The complaint notes that Kaplan offered licenses to companies including Cisco and was turned down. Now -- surprise! -- he's accusing Cisco of having reaped enormous profits from unfair use of his invention.
In technology circles, many believe the U.S. Patent Office has been giving the nod to ideas that are too obvious and lack the germ of innovation that's supposed to be at the heart of every patent.

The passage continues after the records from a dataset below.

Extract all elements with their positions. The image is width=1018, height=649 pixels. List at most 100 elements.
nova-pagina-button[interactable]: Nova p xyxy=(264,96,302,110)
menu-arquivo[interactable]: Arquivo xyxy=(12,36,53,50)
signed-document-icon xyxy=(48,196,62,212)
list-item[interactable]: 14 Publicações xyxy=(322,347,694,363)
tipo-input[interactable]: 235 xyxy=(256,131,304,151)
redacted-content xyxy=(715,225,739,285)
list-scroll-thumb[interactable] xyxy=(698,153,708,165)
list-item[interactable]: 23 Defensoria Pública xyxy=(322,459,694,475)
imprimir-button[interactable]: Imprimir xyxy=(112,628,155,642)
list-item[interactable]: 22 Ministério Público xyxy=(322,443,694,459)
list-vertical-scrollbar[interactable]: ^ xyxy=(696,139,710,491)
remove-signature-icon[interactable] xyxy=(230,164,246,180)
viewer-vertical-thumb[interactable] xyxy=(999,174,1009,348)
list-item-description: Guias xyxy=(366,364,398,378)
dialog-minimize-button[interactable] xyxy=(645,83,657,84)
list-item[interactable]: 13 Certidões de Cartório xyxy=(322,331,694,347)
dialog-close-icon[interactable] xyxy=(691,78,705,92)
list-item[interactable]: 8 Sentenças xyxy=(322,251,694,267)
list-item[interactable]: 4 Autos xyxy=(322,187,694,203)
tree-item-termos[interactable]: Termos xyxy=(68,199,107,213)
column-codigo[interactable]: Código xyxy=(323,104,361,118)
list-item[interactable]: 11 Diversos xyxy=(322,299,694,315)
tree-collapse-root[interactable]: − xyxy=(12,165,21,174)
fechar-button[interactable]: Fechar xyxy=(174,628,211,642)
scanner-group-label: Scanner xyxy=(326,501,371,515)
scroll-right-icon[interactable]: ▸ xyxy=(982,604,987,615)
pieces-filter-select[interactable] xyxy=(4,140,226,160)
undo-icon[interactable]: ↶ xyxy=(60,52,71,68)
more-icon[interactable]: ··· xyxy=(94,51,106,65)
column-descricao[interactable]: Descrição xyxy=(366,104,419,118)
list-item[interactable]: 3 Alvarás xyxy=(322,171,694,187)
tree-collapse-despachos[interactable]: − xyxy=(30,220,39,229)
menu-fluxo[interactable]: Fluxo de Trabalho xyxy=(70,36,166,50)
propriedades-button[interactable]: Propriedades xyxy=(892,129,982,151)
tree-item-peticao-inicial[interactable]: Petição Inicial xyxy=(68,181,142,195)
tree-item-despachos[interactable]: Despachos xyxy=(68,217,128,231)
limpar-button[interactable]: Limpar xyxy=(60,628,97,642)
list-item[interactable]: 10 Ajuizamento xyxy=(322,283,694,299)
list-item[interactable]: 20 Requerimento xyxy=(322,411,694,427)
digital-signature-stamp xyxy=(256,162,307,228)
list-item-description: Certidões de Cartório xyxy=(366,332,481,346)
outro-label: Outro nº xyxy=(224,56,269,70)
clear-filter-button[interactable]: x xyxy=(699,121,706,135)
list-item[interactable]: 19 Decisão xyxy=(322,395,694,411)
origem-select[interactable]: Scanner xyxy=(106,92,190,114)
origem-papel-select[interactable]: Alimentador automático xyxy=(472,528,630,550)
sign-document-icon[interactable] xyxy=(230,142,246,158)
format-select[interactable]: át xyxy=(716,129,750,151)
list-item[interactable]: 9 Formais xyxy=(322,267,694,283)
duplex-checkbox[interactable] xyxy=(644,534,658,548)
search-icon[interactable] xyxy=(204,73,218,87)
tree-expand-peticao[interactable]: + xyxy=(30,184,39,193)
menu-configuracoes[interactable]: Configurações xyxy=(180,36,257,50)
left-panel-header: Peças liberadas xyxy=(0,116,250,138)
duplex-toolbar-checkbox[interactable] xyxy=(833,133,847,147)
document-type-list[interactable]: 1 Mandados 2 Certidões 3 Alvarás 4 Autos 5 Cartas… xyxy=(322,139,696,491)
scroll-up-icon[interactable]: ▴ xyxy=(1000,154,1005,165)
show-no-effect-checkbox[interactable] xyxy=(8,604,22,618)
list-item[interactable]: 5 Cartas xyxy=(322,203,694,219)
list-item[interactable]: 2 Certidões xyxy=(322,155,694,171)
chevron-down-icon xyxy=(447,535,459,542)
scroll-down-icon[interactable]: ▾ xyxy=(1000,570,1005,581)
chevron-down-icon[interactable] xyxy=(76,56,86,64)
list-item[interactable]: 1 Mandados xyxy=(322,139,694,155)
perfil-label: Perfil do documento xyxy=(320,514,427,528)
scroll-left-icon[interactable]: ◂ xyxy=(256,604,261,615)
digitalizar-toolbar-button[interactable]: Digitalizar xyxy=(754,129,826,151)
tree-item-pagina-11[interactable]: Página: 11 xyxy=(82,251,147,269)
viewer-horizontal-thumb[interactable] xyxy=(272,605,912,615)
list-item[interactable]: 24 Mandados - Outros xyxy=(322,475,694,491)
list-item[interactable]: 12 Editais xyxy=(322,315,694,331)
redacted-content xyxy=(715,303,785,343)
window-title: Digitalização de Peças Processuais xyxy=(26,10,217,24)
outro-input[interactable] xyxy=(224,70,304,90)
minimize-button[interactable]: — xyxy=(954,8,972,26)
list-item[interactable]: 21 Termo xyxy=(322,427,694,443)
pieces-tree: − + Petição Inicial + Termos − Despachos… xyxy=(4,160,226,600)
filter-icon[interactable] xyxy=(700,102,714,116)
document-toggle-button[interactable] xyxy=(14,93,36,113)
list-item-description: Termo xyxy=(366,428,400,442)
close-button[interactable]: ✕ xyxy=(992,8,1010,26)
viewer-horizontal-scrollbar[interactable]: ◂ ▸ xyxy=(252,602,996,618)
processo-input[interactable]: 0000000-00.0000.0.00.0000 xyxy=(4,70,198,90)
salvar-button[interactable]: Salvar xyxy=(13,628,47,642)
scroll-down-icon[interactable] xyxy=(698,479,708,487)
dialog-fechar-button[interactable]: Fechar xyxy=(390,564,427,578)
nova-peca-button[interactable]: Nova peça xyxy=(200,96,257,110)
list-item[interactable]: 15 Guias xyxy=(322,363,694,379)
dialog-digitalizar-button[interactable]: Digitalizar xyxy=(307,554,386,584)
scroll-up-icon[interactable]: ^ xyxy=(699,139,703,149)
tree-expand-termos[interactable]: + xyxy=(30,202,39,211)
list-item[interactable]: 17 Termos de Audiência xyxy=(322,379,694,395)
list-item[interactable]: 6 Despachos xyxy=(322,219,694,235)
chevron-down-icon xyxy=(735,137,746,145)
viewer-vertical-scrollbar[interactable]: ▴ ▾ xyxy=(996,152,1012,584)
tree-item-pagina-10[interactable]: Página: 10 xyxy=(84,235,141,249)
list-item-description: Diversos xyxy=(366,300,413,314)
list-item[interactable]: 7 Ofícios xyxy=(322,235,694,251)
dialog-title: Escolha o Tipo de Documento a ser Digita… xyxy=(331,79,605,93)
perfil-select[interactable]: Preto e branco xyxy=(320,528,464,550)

Amazon.com, for example, drew an uproar in 1999 over collecting patents thought by many to be unfair, including its patent for single-click shopping.
Obviously, Kaplan doesn't have the firepower of Amazon. His case more resembles that of Jerome Lemelson, the Reno, Nev., inventor who died with more than 500 patents to his name. Many of them cover the basics of technologies such as bar-code readers and VCRs, and while Lemelson's estate continues to file lawsuits and collect royalties, many critics say his work should never have been patented.
Perez denies that Kaplan is a gold-digger, despite the fact that he has been issued no patents other than the ones prompting his lawsuit. "He's an inventor," Perez says. "I do understand that in 2004 people can say a lot of things, but you have to go back to 1996 and ask: Was it there? It wasn't."